Personal information
- Nationality: British
- Born: 23 October 2005 (age 20)

Sport
- Sport: Athletics
- Event: Hurdling

Achievements and titles
- Personal bests: 400 m hurdles: 49.17 (Karlstad, 2026) 400 m: 45.16 (Brussels, 2026)

Medal record
Men's athletics
Representing Great Britain
European Championships
| Silver medal – second place | 2026 Birmingham | 4 × 400 m relay |
European U20 Championships
| Gold medal – first place | 2023 Jerusalem | 4 × 400 m relay |

= Sam Lunt =

British athlete (born 2005)

Sam Lunt (born 23 October 2005) is a British sprinter and hurdler. He won a silver medal with the Great Britain men's 4 × 400 metres team at the 2026 European Championships.

==Early life==
From Eastham, Merseyside, he attended Neston High School. He was a keen footballer in his youth before focusing on athletics. A member of Wirral Athletics Club, he set a new under-17 British record in the 400 m hurdles with a times of 51.83 seconds, and then 51:55 seconds, in consecutive weeks in July 2022. He later studied at Birmingham City University.

==Career==
In February 2023, he reached the semi-finals in the 400 metres at the senior 2023 British Indoor Championships as a 17-year-old.

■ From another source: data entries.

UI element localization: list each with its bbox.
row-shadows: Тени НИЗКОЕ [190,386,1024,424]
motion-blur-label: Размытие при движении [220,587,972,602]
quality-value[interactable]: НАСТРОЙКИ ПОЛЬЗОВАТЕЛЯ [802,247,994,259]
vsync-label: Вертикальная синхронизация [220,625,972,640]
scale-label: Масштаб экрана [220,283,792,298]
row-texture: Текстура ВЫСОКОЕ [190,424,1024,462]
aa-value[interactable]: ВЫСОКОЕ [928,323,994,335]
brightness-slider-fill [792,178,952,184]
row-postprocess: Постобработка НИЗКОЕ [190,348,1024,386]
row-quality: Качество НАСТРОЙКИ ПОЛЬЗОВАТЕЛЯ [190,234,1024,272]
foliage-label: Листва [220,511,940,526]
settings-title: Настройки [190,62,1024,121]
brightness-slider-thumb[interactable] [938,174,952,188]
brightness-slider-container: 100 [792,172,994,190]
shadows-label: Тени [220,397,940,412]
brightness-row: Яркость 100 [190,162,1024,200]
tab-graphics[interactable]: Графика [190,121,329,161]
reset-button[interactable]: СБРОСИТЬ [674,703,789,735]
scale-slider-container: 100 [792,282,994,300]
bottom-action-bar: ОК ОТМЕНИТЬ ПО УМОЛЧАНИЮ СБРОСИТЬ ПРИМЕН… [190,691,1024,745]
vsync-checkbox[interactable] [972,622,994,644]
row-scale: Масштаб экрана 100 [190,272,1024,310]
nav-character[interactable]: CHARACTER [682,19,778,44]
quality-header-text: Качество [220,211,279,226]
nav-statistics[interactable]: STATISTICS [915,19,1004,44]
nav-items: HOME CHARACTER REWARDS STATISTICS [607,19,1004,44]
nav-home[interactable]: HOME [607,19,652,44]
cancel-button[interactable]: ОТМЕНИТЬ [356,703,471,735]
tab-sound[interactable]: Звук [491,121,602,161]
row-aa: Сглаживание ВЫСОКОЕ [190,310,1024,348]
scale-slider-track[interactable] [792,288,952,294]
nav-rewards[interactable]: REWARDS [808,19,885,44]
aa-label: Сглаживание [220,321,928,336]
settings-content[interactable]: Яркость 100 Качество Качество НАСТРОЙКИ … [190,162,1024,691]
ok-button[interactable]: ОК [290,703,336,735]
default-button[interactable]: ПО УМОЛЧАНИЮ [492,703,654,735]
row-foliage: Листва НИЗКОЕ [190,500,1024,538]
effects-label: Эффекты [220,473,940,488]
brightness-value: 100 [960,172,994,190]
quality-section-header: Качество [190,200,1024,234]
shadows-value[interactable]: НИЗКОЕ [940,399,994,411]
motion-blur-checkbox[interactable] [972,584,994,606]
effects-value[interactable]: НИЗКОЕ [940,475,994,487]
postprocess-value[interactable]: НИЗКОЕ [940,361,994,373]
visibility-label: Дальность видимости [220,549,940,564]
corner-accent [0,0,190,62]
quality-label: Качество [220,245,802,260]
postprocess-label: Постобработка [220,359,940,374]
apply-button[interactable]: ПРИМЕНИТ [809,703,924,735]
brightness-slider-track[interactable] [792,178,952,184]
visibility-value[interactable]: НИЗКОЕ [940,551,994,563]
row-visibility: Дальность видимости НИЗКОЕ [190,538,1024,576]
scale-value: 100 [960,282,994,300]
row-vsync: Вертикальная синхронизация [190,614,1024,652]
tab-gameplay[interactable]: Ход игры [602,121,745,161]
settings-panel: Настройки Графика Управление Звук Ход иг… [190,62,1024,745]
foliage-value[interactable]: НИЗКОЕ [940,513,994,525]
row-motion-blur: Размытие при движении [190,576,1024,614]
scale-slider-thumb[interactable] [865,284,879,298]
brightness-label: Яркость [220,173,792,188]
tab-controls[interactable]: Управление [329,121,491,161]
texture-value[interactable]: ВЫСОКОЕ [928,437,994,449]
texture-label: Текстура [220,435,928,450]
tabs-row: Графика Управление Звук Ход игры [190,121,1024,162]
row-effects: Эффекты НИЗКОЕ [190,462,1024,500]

He was a finalist in the 400 metres hurdles at the 2023 European Athletics U20 Championships in Jerusalem. He won gold in the 4 × 400 metres relay at the same event.

He competed at the 2024 World Athletics U20 Championships in Lima, Peru in August 2024 in the men's 400 metres hurdles. He qualified for the final with a run of 50.00 seconds, a British national U20 record. In the final, he placed fifth overall, running 50.29 seconds.

In October 2024, he was nominated by Athletics Weekly for best British male junior. In November 2024, he was named by British Athletics on the Olympic Futures Programme for 2025. He was named in the British team for the 2025 World Athletics Relays in Guangzhou. He made his senior international debut in the mixed 4 × 400 metres relay, alongside Josh Faulds, Emily Newnham and Nicole Yeargin as the British quartet won their heat to qualify for the final and secure a place for Britain at the 2025 World Championships. On 2 August, he qualified for the final of the 400 metres hurdles at the 2025 UK Athletics Championships in Birmingham. In October 2025, he was retained on the British Athletics Olympic Futures Programme for 2025/26.

In May 2026, Lunt ran a personal best for the 400 metres with 45.16 seconds in Brussels. In June, Lunt won over 400 metres at the Josef Odložil Memorial in Prague. That month, he reached the final of the 400 metres at the 2026 British Championships, placing seventh overall. The following month, Lunt ran a new personal best for the 400 m hurdles with 49.17 seconds at the Folksam Grand Prix in Karlstad, Sweden. In August 2026, he competed in the men's 4 × 400 metres relay at the 2026 European Athletics Championships in Birmingham, winning the silver medal with the team having ran in the opening round.